We have partnered with Geneva Capital to provide you with a variety of fast, convenient and cost effective financing options for all of your signage needs.
Benefits of Financing
With financing, you are able to customize a program to address your needs & requirements - cash flow, budget, transaction structure, cyclical fluctuations, etc. For example, some leases allow you to miss one or more payments without a penalty, an important feature for seasonal businesses.
There is very little money down with leasing - typically the first & last month's payment are due at the time of lease signing. Since a lease does not require a down payment, it is equivalent to 100% financing.
Financing is Fast & Convenient
Financing allows you to add equipment or upgrade equipment under similar terms. Financing can also allow you to respond quickly to new opportunities with minimal documentation. Credit decisions are usually made same day.
The IRS does not consider an operating lease to be a purchase, but rather a tax-deductible overhead expense. Therefore, you can deduct the lease payments from your business income. Also, because lease payments are treated as expenses on a company's income statement, equipment does not have to be depreciated over five to seven years.
Improves Cash Flow
Lease payments are historically lower than loan payments, hence conserving cash for other uses. Also, by leasing equipment you know the amount & number of lease payments over the life of the leasing period, so you can accurately forecast cash requirements for your equipment.

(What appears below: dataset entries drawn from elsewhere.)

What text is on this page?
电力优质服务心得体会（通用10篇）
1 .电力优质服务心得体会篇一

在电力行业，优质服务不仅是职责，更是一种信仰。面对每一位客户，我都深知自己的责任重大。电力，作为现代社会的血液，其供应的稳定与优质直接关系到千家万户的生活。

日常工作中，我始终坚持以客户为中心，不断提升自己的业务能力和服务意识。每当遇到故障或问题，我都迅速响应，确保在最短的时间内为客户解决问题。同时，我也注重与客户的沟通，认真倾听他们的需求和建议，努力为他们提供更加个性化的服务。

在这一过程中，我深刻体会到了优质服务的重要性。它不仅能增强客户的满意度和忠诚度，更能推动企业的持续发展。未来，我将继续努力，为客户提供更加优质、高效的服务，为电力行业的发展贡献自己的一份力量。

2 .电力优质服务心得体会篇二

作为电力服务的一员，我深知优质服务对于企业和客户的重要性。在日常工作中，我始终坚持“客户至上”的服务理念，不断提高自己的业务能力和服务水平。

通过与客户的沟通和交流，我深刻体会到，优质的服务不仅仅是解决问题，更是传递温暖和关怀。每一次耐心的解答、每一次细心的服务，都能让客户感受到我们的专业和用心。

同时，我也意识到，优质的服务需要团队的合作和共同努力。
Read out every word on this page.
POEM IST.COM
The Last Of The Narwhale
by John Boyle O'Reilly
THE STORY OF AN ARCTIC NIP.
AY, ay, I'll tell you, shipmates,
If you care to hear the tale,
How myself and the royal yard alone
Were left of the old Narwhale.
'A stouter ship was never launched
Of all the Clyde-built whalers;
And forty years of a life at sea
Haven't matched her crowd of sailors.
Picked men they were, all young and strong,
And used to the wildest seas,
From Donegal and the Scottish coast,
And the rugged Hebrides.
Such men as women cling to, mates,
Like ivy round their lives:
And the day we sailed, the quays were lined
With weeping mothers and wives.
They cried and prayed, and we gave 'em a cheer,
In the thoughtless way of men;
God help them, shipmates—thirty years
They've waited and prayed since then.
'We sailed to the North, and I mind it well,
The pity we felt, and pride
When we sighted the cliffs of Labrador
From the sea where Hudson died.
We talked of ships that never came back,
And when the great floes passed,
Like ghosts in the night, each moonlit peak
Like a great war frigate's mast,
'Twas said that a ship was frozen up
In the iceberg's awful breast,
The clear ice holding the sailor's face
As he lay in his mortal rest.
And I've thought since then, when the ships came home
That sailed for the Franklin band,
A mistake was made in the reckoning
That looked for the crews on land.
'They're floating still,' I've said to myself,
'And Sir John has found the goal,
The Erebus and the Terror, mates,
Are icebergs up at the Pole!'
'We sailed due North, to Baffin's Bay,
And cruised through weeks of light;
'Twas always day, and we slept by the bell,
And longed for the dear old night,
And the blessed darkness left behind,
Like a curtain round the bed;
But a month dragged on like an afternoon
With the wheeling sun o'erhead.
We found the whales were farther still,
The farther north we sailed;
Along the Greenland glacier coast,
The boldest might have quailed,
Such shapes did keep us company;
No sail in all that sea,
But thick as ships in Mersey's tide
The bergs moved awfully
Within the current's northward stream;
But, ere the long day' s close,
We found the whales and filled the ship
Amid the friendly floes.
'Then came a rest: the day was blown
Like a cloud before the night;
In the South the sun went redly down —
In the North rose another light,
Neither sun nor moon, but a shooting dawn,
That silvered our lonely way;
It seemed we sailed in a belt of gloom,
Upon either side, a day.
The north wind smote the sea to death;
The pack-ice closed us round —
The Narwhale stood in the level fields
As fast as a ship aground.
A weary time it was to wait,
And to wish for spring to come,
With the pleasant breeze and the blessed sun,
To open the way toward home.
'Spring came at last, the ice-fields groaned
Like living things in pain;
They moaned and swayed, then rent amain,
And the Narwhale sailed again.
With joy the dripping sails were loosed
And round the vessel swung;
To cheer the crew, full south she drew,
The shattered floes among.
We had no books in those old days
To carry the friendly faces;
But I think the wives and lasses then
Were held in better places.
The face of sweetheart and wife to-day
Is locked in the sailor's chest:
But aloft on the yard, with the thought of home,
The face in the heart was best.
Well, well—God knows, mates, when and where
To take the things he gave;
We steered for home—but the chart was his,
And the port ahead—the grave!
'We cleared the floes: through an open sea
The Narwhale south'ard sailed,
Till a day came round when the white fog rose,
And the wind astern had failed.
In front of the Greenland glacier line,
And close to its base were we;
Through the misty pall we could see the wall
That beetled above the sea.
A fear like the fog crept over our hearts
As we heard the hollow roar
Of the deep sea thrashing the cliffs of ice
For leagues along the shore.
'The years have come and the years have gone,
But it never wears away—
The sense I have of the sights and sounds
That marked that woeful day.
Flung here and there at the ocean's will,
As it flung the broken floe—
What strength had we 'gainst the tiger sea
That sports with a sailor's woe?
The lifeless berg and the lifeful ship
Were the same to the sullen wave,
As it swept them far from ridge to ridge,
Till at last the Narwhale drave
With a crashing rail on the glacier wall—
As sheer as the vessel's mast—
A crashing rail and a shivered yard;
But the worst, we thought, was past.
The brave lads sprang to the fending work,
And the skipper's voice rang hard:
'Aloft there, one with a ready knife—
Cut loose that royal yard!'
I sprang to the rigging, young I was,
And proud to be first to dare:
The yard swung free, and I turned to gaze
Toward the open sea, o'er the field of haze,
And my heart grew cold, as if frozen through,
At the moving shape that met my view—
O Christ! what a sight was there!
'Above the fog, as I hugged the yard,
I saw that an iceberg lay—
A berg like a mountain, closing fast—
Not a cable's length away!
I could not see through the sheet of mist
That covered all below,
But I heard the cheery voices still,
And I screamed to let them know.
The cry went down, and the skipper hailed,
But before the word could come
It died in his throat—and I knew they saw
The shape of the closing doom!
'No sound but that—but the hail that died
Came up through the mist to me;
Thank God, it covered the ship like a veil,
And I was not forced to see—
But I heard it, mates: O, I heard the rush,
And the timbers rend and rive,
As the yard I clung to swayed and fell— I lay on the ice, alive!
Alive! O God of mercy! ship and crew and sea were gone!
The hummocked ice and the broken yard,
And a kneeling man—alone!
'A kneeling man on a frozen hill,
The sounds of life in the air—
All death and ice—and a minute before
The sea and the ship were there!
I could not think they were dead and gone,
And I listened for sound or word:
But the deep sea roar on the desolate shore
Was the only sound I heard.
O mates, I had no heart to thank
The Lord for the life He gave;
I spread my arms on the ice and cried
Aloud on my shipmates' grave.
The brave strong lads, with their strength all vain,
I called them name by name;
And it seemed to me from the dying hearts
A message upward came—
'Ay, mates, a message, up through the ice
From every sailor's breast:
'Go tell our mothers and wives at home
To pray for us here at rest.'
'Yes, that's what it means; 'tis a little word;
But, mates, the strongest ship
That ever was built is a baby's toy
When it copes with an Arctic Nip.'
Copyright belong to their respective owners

A lease allows equipment to be returned to the lessor at the end of the lease term. You can then upgrade equipment without having to manage disposal & other ownership burdens. The risk of getting caught with obsolete equipment is lessened.
Balance Sheet Management
Because an operating lease is not considered a long-term debt or liability, it does not appear as debt on your balance sheet, thus making you more attractive to traditional lenders when you need them.
Financing is Smart
8 out of 10 companies lease some or all of their equipment, according to industry research. Why do they lease? Because the flexibility provided by leasing allows them to have the most effective operation possible. Companies that lease tend to be the most entrepreneurial & competitive.
WHAT ARE TYPICAL LEASE TERMS?
Lease terms typically range from 12-60 months. The most common lease terms are 36-60 months (three to five years).
CAN I LEASE TO OWN?
Yes. About 95% of Geneva Capital's clients select a "lease-to-own" plan.
ARE THERE TAX ADVANTAGES TO LEASING?
Yes. In fact, one of the most appealing reasons businesses lease new equipment is because the IRS does not consider an operating lease to be a purchase; rather it is a tax-deductible overhead expense. Therefore, you can deduct the lease payments from your business income.
You could also take advantage of Section 179, a special tax deduction allowing you to recover all or part of the cost of a piece of equipment in the year the equipment is put into service. This is a way to rapidly write-off the equipment versus taking depreciation deductions over the life of the asset.
DOES LEASING REQUIRE A SIGNIFICANT DOWN PAYMENT?
No. Generally speaking, leasing requires little to no down payment. While the first & last month's payments may be required, leasing is almost identical to 100% financing.
HOW DOES LEASING AFFECT MY CASH FLOW?
You'll find leasing has a positive impact on your cash flow because you're not paying for the equipment in one lump sum. By tailoring a custom lease, business owners can conserve cash...allowing them to focus on growing their businesses. Leasing also allows you to forecast cash requirements more accurately as you know the amount & number of lease payments you will owe over the lease period.
CAN I LEASE MORE EQUIPMENT WHILE I HAVE AN EXISTING LEASE?
Yes. Leasing opens the door for faster response to new business opportunities. Many leasing companies can approve an application for new equipment in a matter of a few days. This allows you &/or your company to react quickly to a new opportunity before your competitors can.
HOW DOES LEASING LOOK TO OTHER LENDERS?
Leasing can actually help you to look more attractive to traditional lenders when you need them. Operating leases are not considered a long-term debt or liability on your balance sheet, making you look more stable to lenders. Leases are also not reported to consumer credit bureaus.
IS LEASING FLEXIBLE?
Absolutely. Lessors offer flexible terms, allowing you to customize your lease to a program which fits your needs & requirements - cash flow, budget, transaction structure, cyclical fluctuations, etc.